The tournament really needs more than 64 teams? Really?
(The committee will tell you there are 65 teams. This is nonsense. There are 64, one of whom qualifies by winning a play-in game against another team from a second-class conference.)
The purpose of the tournament is to determine a national champion. Are there more than 64 teams that have a reasonable shot? Is it ever more than ten to fifteen?
Since the NCAAs went to the 64-team format in 1985, fifty teams have played in the finals. Forty-three of them were a one-, two-, or three-seed in their region. The others were two fours, two fives, two sixes, and Villanova (an eight) over Georgetown. Three teams seeded four or higher have won it all in those twenty-five years: Arizona (4) in 1997; Kansas (6) in 1988; Villanova in 1985.
But it’s about fairness, not winning, right?
Jim Boeheim, Syracuse coach, told CNN, “My issue is the last eight teams selected for the tournament by the committee are going to look just like the eight that are left out, and those are going to be teams that win 22-23 games.”
He was arguing for expansion, but his point would work as well if you wanted to reduce the field to 56.

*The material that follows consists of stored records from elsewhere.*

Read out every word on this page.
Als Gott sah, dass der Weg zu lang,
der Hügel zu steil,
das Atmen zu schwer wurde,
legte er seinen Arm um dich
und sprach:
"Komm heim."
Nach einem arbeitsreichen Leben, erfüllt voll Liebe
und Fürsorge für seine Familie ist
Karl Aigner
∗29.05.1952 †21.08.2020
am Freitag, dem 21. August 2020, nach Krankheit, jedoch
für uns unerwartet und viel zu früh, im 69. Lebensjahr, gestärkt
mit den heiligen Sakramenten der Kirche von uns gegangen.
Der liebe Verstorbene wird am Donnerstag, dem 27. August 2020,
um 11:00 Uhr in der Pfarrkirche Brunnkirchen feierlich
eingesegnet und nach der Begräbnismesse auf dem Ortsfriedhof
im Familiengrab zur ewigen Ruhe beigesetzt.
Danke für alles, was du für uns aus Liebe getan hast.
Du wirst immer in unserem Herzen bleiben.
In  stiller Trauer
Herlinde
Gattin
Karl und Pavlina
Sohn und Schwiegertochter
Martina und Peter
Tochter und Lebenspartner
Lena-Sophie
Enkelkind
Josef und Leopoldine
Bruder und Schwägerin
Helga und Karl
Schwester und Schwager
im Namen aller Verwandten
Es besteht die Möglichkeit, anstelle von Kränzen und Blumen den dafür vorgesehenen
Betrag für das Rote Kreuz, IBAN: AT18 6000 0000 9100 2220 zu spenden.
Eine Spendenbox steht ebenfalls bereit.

In December, Duke coach Mike Krzyzewski argued for going to ninety-six teams, including the regular-season champions as well as the tournament champions for each conference. He told the Duke Chronicle, “I don’t think we put enough value on the regular season. By expanding to that – and not having the NIT – you reward everybody who wins the regular season. So it puts value on the regular season. I think it would upgrade everything.”
That’s a pretty good argument for getting rid of the conference tournaments, not for expanding the NCAAs.

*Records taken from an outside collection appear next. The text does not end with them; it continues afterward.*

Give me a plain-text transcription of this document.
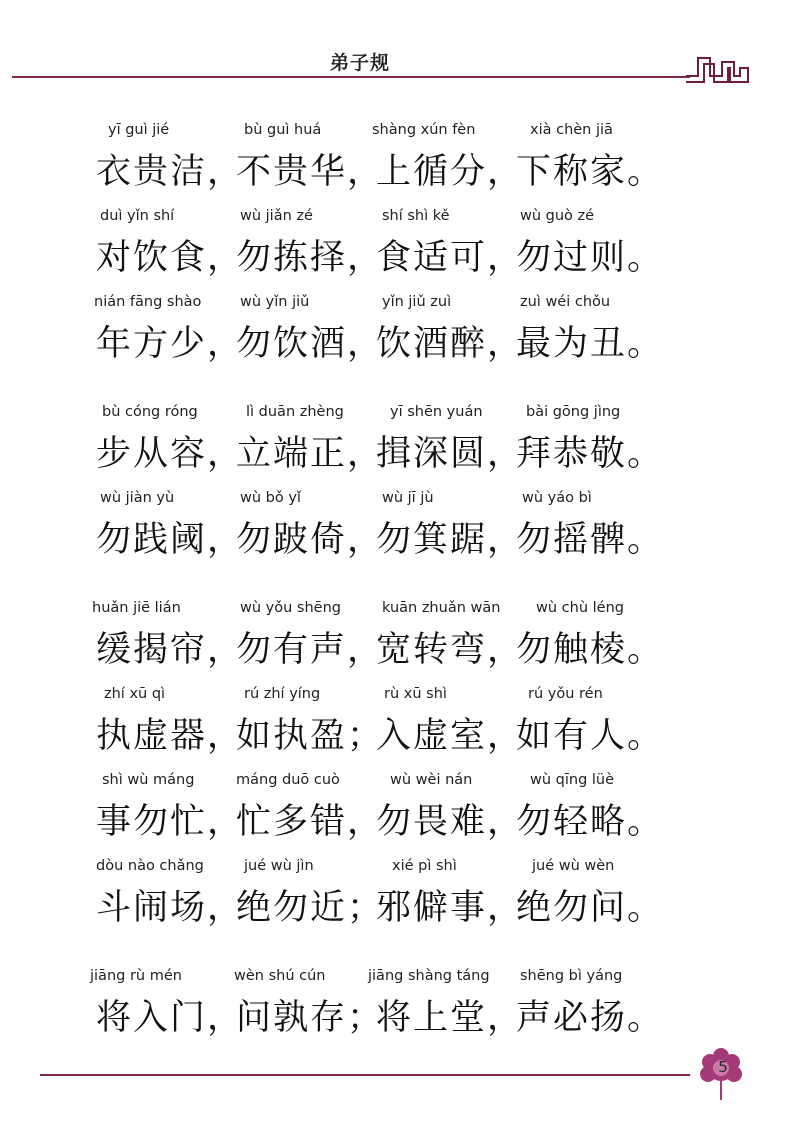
弟子规
yī guì jié
衣贵洁，
bù guì huá
不贵华，
shàng xún fèn
上循分，
xià chèn jiā
下称家。
duì yǐn shí
对饮食，
wù jiǎn zé
勿拣择，
shí shì kě
食适可，
wù guò zé
勿过则。
nián fāng shào
年方少，
wù yǐn jiǔ
勿饮酒，
yǐn jiǔ zuì
饮酒醉，
zuì wéi chǒu
最为丑。
bù cóng róng
步从容，
lì duān zhèng
立端正，
yī shēn yuán
揖深圆，
bài gōng jìng
拜恭敬。
wù jiàn yù
勿践阈，
wù bǒ yǐ
勿跛倚，
wù jī jù
勿箕踞，
wù yáo bì
勿摇髀。
huǎn jiē lián
缓揭帘，
wù yǒu shēng
勿有声，
kuān zhuǎn wān
宽转弯，
wù chù léng
勿触棱。
zhí xū qì
执虚器，
rú zhí yíng
如执盈；
rù xū shì
入虚室，
rú yǒu rén
如有人。
shì wù máng
事勿忙，
máng duō cuò
忙多错，
wù wèi nán
勿畏难，
wù qīng lüè
勿轻略。
dòu nào chǎng
斗闹场，
jué wù jìn
绝勿近；
xié pì shì
邪僻事，
jué wù wèn
绝勿问。
jiāng rù mén
将入门，
wèn shú cún
问孰存；
jiāng shàng táng
将上堂，
shēng bì yáng
声必扬。
5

There are thirty-one conferences whose champions get tournament bids. Thirty of them have year-end tournaments; only the Ivy League determines its representative through the traditional season-long round robin.

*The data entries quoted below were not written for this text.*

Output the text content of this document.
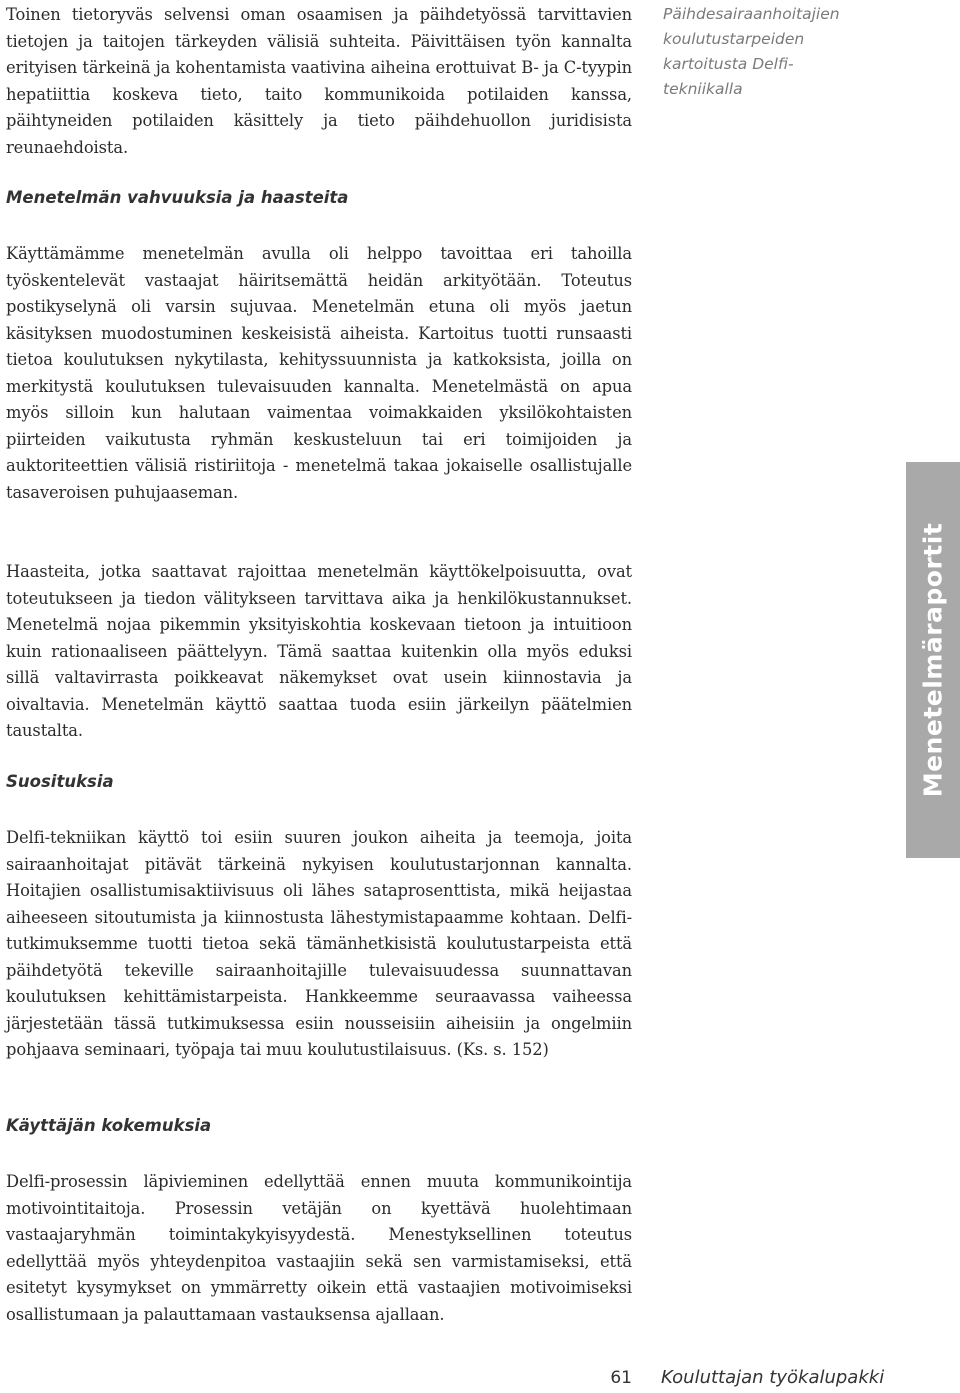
Toinen tietoryväs selvensi oman osaamisen ja päihdetyössä tarvittavien tietojen ja taitojen tärkeyden välisiä suhteita. Päivittäisen työn kannalta erityisen tärkeinä ja kohentamista vaativina aiheina erottuivat B- ja C-tyypin hepatiittia koskeva tieto, taito kommunikoida potilaiden kanssa, päihtyneiden potilaiden käsittely ja tieto päihdehuollon juridisista reunaehdoista.

Menetelmän vahvuuksia ja haasteita

Käyttämämme menetelmän avulla oli helppo tavoittaa eri tahoilla työskentelevät vastaajat häiritsemättä heidän arkityötään. Toteutus postikyselynä oli varsin sujuvaa. Menetelmän etuna oli myös jaetun käsityksen muodostuminen keskeisistä aiheista. Kartoitus tuotti runsaasti tietoa koulutuksen nykytilasta, kehityssuunnista ja katkoksista, joilla on merkitystä koulutuksen tulevaisuuden kannalta. Menetelmästä on apua myös silloin kun halutaan vaimentaa voimakkaiden yksilökohtaisten piirteiden vaikutusta ryhmän keskusteluun tai eri toimijoiden ja auktoriteettien välisiä ristiriitoja - menetelmä takaa jokaiselle osallistujalle tasaveroisen puhujaaseman.

Haasteita, jotka saattavat rajoittaa menetelmän käyttökelpoisuutta, ovat toteutukseen ja tiedon välitykseen tarvittava aika ja henkilökustannukset. Menetelmä nojaa pikemmin yksityiskohtia koskevaan tietoon ja intuitioon kuin rationaaliseen päättelyyn. Tämä saattaa kuitenkin olla myös eduksi sillä valtavirrasta poikkeavat näkemykset ovat usein kiinnostavia ja oivaltavia. Menetelmän käyttö saattaa tuoda esiin järkeilyn päätelmien taustalta.

Suosituksia

Delfi-tekniikan käyttö toi esiin suuren joukon aiheita ja teemoja, joita sairaanhoitajat pitävät tärkeinä nykyisen koulutustarjonnan kannalta. Hoitajien osallistumisaktiivisuus oli lähes sataprosenttista, mikä heijastaa aiheeseen sitoutumista ja kiinnostusta lähestymistapaamme kohtaan. Delfi-tutkimuksemme tuotti tietoa sekä tämänhetkisistä koulutustarpeista että päihdetyötä tekeville sairaanhoitajille tulevaisuudessa suunnattavan koulutuksen kehittämistarpeista. Hankkeemme seuraavassa vaiheessa järjestetään tässä tutkimuksessa esiin nousseisiin aiheisiin ja ongelmiin pohjaava seminaari, työpaja tai muu koulutustilaisuus. (Ks. s. 152)

Käyttäjän kokemuksia

Delfi-prosessin läpivieminen edellyttää ennen muuta kommunikointija motivointitaitoja. Prosessin vetäjän on kyettävä huolehtimaan vastaajaryhmän toimintakykyisyydestä. Menestyksellinen toteutus edellyttää myös yhteydenpitoa vastaajiin sekä sen varmistamiseksi, että esitetyt kysymykset on ymmärretty oikein että vastaajien motivoimiseksi osallistumaan ja palauttamaan vastauksensa ajallaan.

Päihdesairaanhoitajien koulutustarpeiden kartoitusta Delfi-tekniikalla

Menetelmäraportit
61 Kouluttajan työkalupakki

In every conference in America except one, then, nearly every team has a shot at making the NCAA tournament no matter dreadful a season it’s had. Grambling State, 5-20 on the season and ranked #342 in the country in RPI, can play its way into the NCAAs if it wins the Southwestern Athletic Conference tournament in Shreveport/Bossier City, Louisiana.
Some teams with twenty or even twenty-five wins will be left out, while others with win totals in the teens will make the field. I don’t have to tell you which group will come from the more prominent conferences.
There should be a limit on how many teams can make the field from a given conference – I’d say five. Will you feel robbed if you don’t get to see the Big East’s sixth-best team match up with the Big Ten’s fourth? Wouldn’t it be more interesting to see St. Mary’s or San Diego State on the national stage instead of the usual diet of Illinois and Louisville? The fact is, none of these four is going to win the tournament anyway; what makes March Madness great is the instant emergence of an unexpected team that wins a game or three. There’s no fun in rooting for an underdog with an overdog’s pedigree.
Expanding the tournament isn’t actually about fairness. The big conferences will get even more teams in, their seventh and eighth-place finishers making the field and helping the rich get richer. And money’s what it’s really all about. The NCAA can opt out of the last three years of its contract with CBS to televise the tournament, and may dangle the possibility of more teams and more games in the hope of drawing more bidders and more dollars.